The Solution: From “Hello” to Close with Baton
Selling a business is emotionally draining and often chaotic. For Robyn, Baton's end-to-end support meant she was never left in the dark. From valuation to closing, every step had structure, guidance, and a team in her corner.
Throughout the journey, Baton handled the heavy lifting at every step:
Valuation: Before going to market, Baton provided a clear, defensible valuation grounded in real market data and comparable transactions, giving her the confidence to enter the process knowing the number was fair, credible, and attractive to buyers.
Buyer Outreach: Rather than leaving Robyn to sift through inquiries on her own, Baton handled outreach and filtered for qualified, high-intent buyers who were genuinely positioned to carry on the business she had built.
Offer Selection and Negotiation Support: When offers came in, Baton helped Robyn evaluate the tradeoffs and identify the right fit. A vetted network of serious, qualified buyers shortened time-to-offer and built momentum without chaos.
Diligence and Closing Support When it Mattered Most: Everything lived in one place: Baton's portal kept documents organized, checklists gave both Robyn and her buyer a clear roadmap, and weekly check-ins kept the deal moving forward. When the process got grueling, especially during the SBA loan process, that structure was the difference between clarity and chaos.
“The other thing that I loved is the weekly meetings and the checklist…we would work through it together. Having Serena there to help guide us and ask questions from both of our sides, like, “Wait, is this first or is this first?” was really helpful. That constant checking in and project management was very helpful.”
The Results
After a long, demanding process, Robyn reached the finish line, and the relief, when it came, was real.

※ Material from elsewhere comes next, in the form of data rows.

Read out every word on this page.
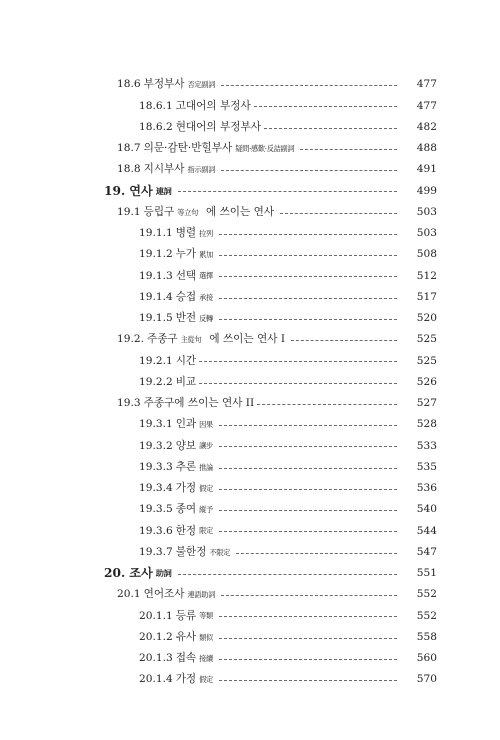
18.6 부정부사 否定副詞	477
18.6.1 고대어의 부정사	477
18.6.2 현대어의 부정부사	482
18.7 의문·감탄·반힐부사 疑問·感歎·反詰副詞	488
18.8 지시부사 指示副詞	491
19. 연사 連詞	499
19.1 등립구 等立句 에 쓰이는 연사	503
19.1.1 병렬 拉列	503
19.1.2 누가 累加	508
19.1.3 선택 選擇	512
19.1.4 승접 承接	517
19.1.5 반전 反轉	520
19.2. 주종구 主從句 에 쓰이는 연사 I	525
19.2.1 시간	525
19.2.2 비교	526
19.3 주종구에 쓰이는 연사 II	527
19.3.1 인과 因果	528
19.3.2 양보 讓步	533
19.3.3 추론 推論	535
19.3.4 가정 假定	536
19.3.5 종여 縱予	540
19.3.6 한정 限定	544
19.3.7 불한정 不限定	547
20. 조사 助詞	551
20.1 연어조사 連語助詞	552
20.1.1 등류 等類	552
20.1.2 유사 類似	558
20.1.3 접속 接續	560
20.1.4 가정 假定	570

"I don't have to worry about tariffs and AI and all the things I used to worry about. The weight of the world has been lifted off my shoulders."

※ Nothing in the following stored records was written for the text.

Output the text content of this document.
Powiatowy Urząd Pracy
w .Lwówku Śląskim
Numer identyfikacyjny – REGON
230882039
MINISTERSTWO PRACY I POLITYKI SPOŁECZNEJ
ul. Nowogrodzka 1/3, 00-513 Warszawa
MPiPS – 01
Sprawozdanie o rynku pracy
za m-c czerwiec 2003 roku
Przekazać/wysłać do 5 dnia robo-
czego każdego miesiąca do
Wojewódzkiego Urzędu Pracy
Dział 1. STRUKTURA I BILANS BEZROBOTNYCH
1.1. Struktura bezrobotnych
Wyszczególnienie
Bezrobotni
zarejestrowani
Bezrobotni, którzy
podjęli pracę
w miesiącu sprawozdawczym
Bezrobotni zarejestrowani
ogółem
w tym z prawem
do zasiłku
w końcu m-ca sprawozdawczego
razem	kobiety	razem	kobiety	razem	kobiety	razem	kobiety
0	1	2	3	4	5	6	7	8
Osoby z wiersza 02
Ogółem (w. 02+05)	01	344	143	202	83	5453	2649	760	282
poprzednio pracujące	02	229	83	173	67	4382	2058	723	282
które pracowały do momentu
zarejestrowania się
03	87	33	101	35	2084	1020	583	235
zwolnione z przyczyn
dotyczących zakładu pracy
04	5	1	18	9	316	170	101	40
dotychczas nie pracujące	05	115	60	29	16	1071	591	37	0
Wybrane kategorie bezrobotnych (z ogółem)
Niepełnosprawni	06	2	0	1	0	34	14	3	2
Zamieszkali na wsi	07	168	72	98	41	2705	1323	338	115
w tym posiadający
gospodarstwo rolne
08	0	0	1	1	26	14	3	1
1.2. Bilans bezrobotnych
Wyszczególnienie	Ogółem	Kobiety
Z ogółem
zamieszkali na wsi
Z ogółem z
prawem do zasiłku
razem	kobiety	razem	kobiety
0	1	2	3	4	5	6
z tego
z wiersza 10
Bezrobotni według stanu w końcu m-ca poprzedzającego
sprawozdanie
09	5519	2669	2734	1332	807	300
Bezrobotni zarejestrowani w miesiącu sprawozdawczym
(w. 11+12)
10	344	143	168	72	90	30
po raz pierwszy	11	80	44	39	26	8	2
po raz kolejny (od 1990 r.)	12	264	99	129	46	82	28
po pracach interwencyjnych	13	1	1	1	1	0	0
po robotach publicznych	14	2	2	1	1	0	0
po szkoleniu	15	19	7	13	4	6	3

Through Baton's organization, consistent check-ins, and hands-on guidance, Aha! Leadership:
Sold after 2.5 months on market
Reached asking price
What’s next for Robyn?
With four weeks left in her transition and the hard work behind her, Robyn is easing into a new rhythm. The flexibility she always built into her life is still there, only now, it comes without the weight of ownership.
Advice and Lessons for Future Sellers
Organized financials are key. "You have to be incredibly organized with your financials. They have to be to a T: very solid, very auditable. If you can't pull numbers seven different ways, don't start the process."
Your buyer will be your business partner. "When you choose your buyer, choose somebody you're going to partner with, not somebody you're going to negotiate and be adversaries with. You have to work closely together."
The right deal isn't just about price. "If the person buying is going to pay you more money but you're not crazy about them, I would make a different choice. These are people you are going into business with for a long period of time."